I am so very, very thankful to every single person who donated towards Ema’s care. Without you, I wouldn’t be sitting here anticipating Ema’s surgical date – instead, I’d be sitting here worrying about whether or not we could afford to pay for it. I am thankful to all of those people who said “I wish I could send more”. I am thankful to every child who said “this is my allowance, for Ema”. I am thankful to everyone who said “I want to help to save her”. We are told, every day, that the internet is making us all more distant, that it has made us lose our sense of community. I don’t believe that, and I don’t think you should, either.

I am thankful to every blogger and Facebook friend who helped me to share Ema’s story, and who keep up the good fight for all of the dogs in need. Sometimes you might think “I can’t do anything to help rescue”, but every time you share a story, tweet about a dog in need, write about a rescue fundraiser and help us to get the word out there, you ARE part of rescue, and a valuable part that I am thankful for.

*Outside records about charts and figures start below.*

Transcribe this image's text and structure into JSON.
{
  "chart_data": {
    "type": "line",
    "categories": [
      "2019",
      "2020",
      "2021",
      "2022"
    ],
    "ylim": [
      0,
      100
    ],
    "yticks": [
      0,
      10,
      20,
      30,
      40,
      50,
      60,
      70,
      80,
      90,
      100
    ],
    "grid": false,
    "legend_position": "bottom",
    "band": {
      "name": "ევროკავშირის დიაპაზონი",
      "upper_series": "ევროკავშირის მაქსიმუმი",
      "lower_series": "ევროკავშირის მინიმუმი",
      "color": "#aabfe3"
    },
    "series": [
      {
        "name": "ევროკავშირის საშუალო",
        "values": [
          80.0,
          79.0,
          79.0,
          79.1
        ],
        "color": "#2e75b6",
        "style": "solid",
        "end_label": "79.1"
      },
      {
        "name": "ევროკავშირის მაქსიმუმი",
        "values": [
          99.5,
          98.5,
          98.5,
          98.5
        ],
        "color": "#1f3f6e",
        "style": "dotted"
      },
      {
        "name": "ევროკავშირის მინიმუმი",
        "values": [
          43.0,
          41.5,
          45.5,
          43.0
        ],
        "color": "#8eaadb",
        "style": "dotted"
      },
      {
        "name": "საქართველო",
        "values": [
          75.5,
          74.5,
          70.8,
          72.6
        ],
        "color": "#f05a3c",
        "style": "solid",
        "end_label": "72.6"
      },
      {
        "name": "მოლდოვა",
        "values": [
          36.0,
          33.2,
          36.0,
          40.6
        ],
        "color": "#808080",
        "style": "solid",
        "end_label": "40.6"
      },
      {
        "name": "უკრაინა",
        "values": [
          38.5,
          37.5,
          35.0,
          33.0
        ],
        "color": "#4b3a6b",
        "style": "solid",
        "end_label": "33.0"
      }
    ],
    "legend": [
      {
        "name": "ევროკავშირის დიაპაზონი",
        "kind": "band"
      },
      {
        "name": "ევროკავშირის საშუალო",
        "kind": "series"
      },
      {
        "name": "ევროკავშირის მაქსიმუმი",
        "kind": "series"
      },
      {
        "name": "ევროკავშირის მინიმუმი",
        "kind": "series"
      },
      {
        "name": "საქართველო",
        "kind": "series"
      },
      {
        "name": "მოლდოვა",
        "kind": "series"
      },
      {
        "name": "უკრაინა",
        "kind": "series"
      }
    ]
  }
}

I am thankful to Charlotte Creeley, and to the French Bulldog Village, for stepping up and saying “We’ll help care for Ema, if your rescue can’t afford to”. Charlotte and FBV are a beacon of hope to the French Bulldogs that would otherwise have no one to champion them. I am thankful that Charlotte is a friend to French Bulldogs, and even more thankful that she’s been a friend to me and to my dogs over all of these years.

I am thankful to Sean, who had NO idea what he was getting into when he started to date me, even after I’d warned him that the dogs come pretty much first. I am thankful that, no matter how many times I’ve said to him “We need to take care of another rescue”, he’s never said anything back to me but “How can we help?”.

I am thankful to Ema, and to every other rescue I have ever taken care of. They have taught me patience and fortitude. They have amused me, touched me, made me laugh and sometimes made me cry. They have allowed me to see the very best in people, even if it means I’ve also had to see some of the very worst. Caring for foster Frenchies is a gift, and I am thankful for it every day. They add to the joy that I get from my own dogs, and they make me even more comitted to this breed, and to the friends I have made through it.

I am thankful for time. I am thankful for every day I have with Ema, and I know every day is a gift and a blessing. I am thankful to be able to share time with Ema, and to have time with her. Ema has taught me to think in terms of moments and seconds, not weeks and years.  I am thankful for that, and I am thankful for her.